The move hopes to motivate a healthy market, in which the Fed says economic activity has been “rising at a moderate rate.” Additionally, since its July reportings, the Fed says the labor market is still strong and job gains have been solid over the most recent months, with unemployment maintaining low rates. Business fixed investment and exports aren’t faring as well, however—largely in part to U.S.-China trade war concerns.
Could this have implications for buyers? While fixed-rate mortgages are directly impacted by treasury yields and not the benchmark rate, borrowing costs could drop in response to the rate cut. Right now, the adjustable-rate mortgage stands at an average 3.36 percent, according to Freddie Mac.
Ruben Gonzalez, chief economist at Keller Williams, doesn’t foresee further change to long-term rates in anticipation of the Fed’s move.
“Unless we see an increase in uncertainty around Fed policy decisions, we don’t think we will see a lot of movement in mortgage rates happen as a result of Fed policy announcements,” said Gonzalez. “Trends in mortgage rates right now are being driven primarily by impact of trade policy and global economic pessimism on long-term Treasuries. Recently, we have seen some stabilization of Treasuries, and mortgage rates have risen slightly. However, without some genuine resolution to geopolitical tensions around trade, mortgages rates are likely to remain low for the remainder of the year.
“The impact of low mortgage rates on the housing market appears to have been limited by the impact on consumer sentiment of the same market events which drove rates down,” added Gonzalez. “We continue to expect existing home sales to decline in 2019.”
Chinese international property portal Juwai says there has been recent progress in the international markets.
“Juwai.com data shows Chinese buying enquiries for US residential real estate are at higher levels than we have seen since 2017,” said Executive Chairman Georg Chmiel. “After wallowing at low levels in the first quarter, Chinese buyer enquiries bounced back with 39 percent growth in the second quarter.
However, depending on global market activity, interest could drop just as quickly.
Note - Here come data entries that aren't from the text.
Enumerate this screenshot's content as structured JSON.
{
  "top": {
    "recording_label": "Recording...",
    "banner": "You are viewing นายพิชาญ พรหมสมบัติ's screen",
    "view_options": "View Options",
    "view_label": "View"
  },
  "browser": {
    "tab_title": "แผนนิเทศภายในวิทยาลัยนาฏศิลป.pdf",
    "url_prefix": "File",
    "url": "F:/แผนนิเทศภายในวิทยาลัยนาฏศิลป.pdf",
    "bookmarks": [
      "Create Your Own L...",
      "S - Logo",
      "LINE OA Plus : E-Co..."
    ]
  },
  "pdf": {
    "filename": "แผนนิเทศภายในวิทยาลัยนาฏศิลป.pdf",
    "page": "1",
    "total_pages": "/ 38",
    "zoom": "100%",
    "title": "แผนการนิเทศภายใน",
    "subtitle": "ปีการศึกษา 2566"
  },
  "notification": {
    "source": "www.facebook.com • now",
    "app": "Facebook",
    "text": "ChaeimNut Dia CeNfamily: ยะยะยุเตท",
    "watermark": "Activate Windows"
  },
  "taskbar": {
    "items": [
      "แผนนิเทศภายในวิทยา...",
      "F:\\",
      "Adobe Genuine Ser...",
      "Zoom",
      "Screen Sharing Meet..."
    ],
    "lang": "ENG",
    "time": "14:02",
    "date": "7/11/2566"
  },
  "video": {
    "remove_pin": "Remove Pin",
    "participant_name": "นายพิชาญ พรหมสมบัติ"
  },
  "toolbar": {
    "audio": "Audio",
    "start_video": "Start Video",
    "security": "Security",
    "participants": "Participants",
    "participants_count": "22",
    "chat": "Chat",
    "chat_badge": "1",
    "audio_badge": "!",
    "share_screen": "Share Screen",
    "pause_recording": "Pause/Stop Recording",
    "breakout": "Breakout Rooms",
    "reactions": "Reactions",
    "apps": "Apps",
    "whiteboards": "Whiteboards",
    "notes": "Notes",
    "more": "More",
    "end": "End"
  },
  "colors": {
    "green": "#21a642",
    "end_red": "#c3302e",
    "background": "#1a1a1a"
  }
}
“The Federal Reserve is balancing a robust domestic economy against a grim international environment,” added Chmiel. “Yes, U.S. unemployment is very low. Still, global risk factors such as the trade war, the slow-down in China, Brexit, and the oil shock could hurt the US in the months ahead.”
In July, the Fed reversed course, providing its first rate cut since raising eight times throughout the course of the Trump administration. Some Fed officials are predicting one more cut by end of year, based on projections matching up with economists’ expectations.